At the time, I thought it odd. As a young American, WWII was a good two generations before my time. Even my dad was too young to serve in WWII. How could these Frenchmen hold a grudge against young Germans who had nothing to do with Hitler, so many decades after the war? I never truly fully understood it.

Tonight I did.

I was in Paris in 1983. WWII ended in 1945. That's a difference of 38 years. 38 years ago I was in the fifth grade back in Chicago. I remember the time pretty clearly. Had I been under Nazi occupation, rather than working my summer job at the park district that summer of 1973 (i.e., 38 years ago for me) - had I lost family members to the Nazis (and plenty of Frenchmen did) - I'm not entirely sure I'd be over it today. And imagine if you were 20, and fought in the war. Now you're 58. How long does it take to forgive an entire nation for something horrible that you witnessed personally? Would you ever really forgive them, trust them?

It just never struck me at the time that 38 years was that recent. Probably because I was only half that age; it was double my lifetime. Now that I passed 38 nearly a decade ago, the years seem fewer. And I finally, thanks to a goofy TV show, and a surprisingly good actress, understand what I witnessed on the streets of Paris nearly 4 decades ago.
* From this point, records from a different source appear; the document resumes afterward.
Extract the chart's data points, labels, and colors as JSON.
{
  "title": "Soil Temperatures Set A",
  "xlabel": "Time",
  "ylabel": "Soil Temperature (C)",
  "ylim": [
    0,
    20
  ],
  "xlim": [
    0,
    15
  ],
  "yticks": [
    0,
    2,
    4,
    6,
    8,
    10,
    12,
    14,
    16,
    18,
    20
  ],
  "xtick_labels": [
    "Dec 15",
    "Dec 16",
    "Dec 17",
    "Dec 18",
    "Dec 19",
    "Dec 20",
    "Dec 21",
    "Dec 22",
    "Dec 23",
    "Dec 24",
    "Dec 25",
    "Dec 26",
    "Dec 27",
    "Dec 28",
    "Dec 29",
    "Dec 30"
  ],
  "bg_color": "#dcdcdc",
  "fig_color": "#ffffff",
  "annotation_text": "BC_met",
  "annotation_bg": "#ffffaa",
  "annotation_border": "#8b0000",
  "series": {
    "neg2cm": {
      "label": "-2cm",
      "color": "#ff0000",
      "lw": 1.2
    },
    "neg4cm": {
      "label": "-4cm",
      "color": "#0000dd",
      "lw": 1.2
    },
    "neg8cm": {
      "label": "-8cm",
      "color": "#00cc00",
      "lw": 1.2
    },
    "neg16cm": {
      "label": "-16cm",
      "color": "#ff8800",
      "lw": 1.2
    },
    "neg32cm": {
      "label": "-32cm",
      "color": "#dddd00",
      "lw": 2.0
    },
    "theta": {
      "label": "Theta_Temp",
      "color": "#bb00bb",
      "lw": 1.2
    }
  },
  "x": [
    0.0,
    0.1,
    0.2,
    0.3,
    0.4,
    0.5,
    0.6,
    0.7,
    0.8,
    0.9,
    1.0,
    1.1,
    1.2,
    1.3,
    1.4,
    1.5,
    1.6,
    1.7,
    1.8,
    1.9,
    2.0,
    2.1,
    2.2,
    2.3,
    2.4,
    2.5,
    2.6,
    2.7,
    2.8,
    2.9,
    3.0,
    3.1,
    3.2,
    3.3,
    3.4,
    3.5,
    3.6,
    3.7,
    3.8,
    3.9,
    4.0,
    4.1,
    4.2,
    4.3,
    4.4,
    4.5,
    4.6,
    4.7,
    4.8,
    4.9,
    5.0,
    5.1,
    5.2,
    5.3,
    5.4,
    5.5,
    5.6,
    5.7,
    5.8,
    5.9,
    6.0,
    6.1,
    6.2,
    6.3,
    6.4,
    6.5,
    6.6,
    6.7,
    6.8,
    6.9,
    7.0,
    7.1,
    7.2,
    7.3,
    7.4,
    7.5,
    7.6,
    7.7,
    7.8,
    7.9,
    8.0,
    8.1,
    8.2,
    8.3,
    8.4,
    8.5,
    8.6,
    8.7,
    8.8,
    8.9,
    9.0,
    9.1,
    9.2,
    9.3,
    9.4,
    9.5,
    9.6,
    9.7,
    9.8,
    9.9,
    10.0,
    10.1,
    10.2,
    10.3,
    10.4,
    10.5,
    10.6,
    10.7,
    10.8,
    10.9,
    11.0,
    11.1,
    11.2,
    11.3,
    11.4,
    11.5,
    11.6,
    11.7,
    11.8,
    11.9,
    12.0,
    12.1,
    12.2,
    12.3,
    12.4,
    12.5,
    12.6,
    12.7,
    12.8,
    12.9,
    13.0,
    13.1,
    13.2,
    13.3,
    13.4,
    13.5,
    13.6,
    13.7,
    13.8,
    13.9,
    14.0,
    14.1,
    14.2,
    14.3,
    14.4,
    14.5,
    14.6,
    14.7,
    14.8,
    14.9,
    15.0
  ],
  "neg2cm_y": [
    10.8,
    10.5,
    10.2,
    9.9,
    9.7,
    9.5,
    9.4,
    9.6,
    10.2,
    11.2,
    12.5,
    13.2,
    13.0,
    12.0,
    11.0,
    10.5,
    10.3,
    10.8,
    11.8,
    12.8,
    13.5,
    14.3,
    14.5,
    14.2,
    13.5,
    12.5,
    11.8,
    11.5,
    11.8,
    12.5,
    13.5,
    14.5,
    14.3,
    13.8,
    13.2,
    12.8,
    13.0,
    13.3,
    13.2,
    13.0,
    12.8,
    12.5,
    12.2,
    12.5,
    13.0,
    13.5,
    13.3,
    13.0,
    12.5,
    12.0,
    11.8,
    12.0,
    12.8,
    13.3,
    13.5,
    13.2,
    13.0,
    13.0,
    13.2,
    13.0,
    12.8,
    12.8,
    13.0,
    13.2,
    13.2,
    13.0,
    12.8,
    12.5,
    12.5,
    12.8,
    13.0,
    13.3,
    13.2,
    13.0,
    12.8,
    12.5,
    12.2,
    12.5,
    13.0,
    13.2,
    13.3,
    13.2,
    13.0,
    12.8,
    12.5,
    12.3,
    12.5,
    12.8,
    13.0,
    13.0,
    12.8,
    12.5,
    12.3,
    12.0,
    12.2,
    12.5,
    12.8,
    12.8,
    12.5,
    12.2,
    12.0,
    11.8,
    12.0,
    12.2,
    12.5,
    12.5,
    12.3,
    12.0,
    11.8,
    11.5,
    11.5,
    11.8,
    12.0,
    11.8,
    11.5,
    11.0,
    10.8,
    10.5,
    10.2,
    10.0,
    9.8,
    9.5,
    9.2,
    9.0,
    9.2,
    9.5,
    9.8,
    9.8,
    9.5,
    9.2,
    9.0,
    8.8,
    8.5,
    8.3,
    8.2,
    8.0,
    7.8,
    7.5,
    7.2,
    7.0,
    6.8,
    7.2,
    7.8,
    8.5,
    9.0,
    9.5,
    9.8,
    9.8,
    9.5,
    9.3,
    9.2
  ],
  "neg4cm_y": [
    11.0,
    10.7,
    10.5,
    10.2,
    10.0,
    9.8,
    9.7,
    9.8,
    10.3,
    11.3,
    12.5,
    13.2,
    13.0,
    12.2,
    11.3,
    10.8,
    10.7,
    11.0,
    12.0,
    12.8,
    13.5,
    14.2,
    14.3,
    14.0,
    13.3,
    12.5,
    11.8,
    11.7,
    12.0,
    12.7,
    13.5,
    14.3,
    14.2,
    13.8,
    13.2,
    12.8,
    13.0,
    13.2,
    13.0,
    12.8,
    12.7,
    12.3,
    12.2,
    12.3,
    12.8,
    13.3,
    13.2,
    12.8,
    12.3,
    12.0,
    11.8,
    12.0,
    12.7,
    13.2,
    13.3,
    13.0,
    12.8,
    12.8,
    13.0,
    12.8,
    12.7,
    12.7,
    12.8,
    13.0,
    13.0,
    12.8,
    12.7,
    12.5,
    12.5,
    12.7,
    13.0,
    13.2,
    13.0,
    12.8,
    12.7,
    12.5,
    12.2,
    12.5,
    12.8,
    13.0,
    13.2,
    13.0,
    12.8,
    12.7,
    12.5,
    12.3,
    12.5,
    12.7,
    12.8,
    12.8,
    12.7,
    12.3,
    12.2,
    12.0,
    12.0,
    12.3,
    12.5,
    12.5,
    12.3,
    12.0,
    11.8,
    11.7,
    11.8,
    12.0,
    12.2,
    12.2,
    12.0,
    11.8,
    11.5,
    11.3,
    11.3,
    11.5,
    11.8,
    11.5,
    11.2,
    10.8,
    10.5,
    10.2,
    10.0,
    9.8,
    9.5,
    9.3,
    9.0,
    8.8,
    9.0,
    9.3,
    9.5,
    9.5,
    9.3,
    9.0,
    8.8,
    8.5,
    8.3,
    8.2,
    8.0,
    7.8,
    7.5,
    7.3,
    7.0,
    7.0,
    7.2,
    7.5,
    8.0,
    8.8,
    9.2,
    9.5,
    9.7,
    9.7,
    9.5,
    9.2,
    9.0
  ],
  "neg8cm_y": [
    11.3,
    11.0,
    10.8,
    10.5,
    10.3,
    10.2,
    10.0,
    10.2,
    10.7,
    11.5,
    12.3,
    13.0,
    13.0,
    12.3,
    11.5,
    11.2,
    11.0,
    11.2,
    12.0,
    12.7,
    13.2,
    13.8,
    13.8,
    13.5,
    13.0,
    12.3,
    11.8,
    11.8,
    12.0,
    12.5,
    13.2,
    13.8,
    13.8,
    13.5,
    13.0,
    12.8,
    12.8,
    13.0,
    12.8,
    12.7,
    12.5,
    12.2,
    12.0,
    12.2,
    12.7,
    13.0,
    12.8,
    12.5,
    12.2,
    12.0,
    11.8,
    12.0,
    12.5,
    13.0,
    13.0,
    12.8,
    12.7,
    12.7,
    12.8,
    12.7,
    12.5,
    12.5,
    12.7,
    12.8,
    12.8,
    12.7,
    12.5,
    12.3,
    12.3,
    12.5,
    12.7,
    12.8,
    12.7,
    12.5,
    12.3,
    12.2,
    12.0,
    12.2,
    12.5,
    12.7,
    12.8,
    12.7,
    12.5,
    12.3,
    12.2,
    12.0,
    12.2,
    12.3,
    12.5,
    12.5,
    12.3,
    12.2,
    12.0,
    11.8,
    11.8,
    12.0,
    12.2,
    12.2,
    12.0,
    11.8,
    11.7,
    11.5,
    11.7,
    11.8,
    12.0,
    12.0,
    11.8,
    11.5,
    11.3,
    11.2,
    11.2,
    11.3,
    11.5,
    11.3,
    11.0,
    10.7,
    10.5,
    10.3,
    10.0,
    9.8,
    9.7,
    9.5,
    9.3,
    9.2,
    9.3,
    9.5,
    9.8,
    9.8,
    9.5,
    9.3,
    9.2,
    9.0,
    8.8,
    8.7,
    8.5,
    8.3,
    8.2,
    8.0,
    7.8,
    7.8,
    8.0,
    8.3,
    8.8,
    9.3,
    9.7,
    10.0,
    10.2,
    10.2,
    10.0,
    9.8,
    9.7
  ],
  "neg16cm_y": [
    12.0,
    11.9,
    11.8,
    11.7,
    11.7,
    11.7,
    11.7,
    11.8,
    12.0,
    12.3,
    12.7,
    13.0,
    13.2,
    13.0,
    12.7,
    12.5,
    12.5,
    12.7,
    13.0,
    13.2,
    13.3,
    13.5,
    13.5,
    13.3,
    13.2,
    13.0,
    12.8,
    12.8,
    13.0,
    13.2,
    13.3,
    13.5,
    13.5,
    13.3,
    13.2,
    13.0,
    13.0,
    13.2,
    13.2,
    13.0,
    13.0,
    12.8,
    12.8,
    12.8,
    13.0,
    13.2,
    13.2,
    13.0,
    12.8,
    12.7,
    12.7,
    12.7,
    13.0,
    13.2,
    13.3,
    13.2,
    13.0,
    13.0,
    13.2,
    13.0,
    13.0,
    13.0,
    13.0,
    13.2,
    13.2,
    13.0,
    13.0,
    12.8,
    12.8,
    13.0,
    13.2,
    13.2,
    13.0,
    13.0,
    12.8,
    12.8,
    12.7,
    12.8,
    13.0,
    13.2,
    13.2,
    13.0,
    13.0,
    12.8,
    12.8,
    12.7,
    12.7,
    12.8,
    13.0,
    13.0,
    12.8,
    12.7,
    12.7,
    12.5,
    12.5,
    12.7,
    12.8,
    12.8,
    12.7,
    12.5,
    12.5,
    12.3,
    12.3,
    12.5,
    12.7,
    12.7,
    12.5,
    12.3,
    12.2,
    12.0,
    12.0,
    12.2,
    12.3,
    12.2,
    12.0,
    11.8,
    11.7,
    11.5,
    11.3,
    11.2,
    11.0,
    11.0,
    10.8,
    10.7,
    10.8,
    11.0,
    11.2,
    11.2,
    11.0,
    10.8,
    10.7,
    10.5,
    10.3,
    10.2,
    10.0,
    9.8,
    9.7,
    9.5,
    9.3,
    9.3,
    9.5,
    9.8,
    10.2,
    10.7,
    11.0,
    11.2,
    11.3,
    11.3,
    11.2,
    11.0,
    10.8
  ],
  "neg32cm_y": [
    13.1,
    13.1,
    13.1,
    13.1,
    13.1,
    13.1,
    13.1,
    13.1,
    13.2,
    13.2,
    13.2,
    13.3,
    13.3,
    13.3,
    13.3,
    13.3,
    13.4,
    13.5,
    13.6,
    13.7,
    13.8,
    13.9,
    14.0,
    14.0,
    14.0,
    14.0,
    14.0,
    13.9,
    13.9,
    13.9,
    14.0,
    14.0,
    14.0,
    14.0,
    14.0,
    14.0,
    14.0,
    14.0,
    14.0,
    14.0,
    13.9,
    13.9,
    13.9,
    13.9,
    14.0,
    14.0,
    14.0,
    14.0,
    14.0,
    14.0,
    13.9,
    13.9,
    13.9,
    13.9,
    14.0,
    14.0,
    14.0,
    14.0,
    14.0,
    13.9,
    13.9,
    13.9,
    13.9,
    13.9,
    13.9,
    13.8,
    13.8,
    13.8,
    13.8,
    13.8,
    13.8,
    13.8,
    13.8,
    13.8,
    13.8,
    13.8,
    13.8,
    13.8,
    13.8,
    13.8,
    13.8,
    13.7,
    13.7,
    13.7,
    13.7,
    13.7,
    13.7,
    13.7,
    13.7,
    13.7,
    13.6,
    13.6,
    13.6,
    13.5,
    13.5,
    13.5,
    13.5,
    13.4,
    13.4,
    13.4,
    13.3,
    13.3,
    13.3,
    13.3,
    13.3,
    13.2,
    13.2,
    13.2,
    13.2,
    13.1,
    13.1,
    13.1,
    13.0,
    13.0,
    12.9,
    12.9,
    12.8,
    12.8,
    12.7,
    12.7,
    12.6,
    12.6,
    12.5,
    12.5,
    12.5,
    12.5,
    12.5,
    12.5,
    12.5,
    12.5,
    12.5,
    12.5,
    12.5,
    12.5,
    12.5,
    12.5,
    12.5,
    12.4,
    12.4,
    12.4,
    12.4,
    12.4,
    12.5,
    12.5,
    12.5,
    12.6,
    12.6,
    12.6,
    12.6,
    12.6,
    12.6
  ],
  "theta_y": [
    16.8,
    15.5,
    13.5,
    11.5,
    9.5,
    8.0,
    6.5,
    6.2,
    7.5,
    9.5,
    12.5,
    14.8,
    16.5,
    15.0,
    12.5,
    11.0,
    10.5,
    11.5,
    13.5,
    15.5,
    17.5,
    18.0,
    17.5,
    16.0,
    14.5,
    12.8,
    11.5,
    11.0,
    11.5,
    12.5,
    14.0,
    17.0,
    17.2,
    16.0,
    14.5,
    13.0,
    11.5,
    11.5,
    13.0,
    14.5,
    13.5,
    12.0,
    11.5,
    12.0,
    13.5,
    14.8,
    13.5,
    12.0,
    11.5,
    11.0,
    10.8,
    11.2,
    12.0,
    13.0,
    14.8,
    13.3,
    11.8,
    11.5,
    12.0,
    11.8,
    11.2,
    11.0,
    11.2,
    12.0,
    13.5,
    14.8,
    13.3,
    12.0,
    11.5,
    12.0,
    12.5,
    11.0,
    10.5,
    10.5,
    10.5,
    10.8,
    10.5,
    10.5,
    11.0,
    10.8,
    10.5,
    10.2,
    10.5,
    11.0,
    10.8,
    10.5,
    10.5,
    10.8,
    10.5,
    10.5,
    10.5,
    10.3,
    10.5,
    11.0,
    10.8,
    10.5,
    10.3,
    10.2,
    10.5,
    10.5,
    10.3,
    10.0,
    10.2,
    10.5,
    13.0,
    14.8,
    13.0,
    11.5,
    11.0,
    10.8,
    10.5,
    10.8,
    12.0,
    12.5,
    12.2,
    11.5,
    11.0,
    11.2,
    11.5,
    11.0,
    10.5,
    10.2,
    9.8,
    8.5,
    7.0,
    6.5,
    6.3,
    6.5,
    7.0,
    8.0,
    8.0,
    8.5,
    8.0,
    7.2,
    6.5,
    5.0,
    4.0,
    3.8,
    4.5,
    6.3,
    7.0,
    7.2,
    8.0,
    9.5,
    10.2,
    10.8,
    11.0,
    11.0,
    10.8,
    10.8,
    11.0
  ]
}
There are still monuments to those who died along certain sidewalks in Paris. Some of them you come upon quite unexpectedly. One to an 18 year old ambulance worker killed by the Nazis near the Place de la Concorde in 1944 during the liberation of Paris. People still put flowers there every year on the day he died. Another on the outside wall of the local lycée (high school), honoring the French Jewish children from that school who were rounded up and sent to die in the concentration camps. I'm always quite touched, and still a bit shocked, when I stumble upon yet another memorial while walking through Paris. I wonder whether French kids today even notice the plaques. And whether it's all together bad if only the oldest of Frenchmen now think of WWII as anything more than ancient history.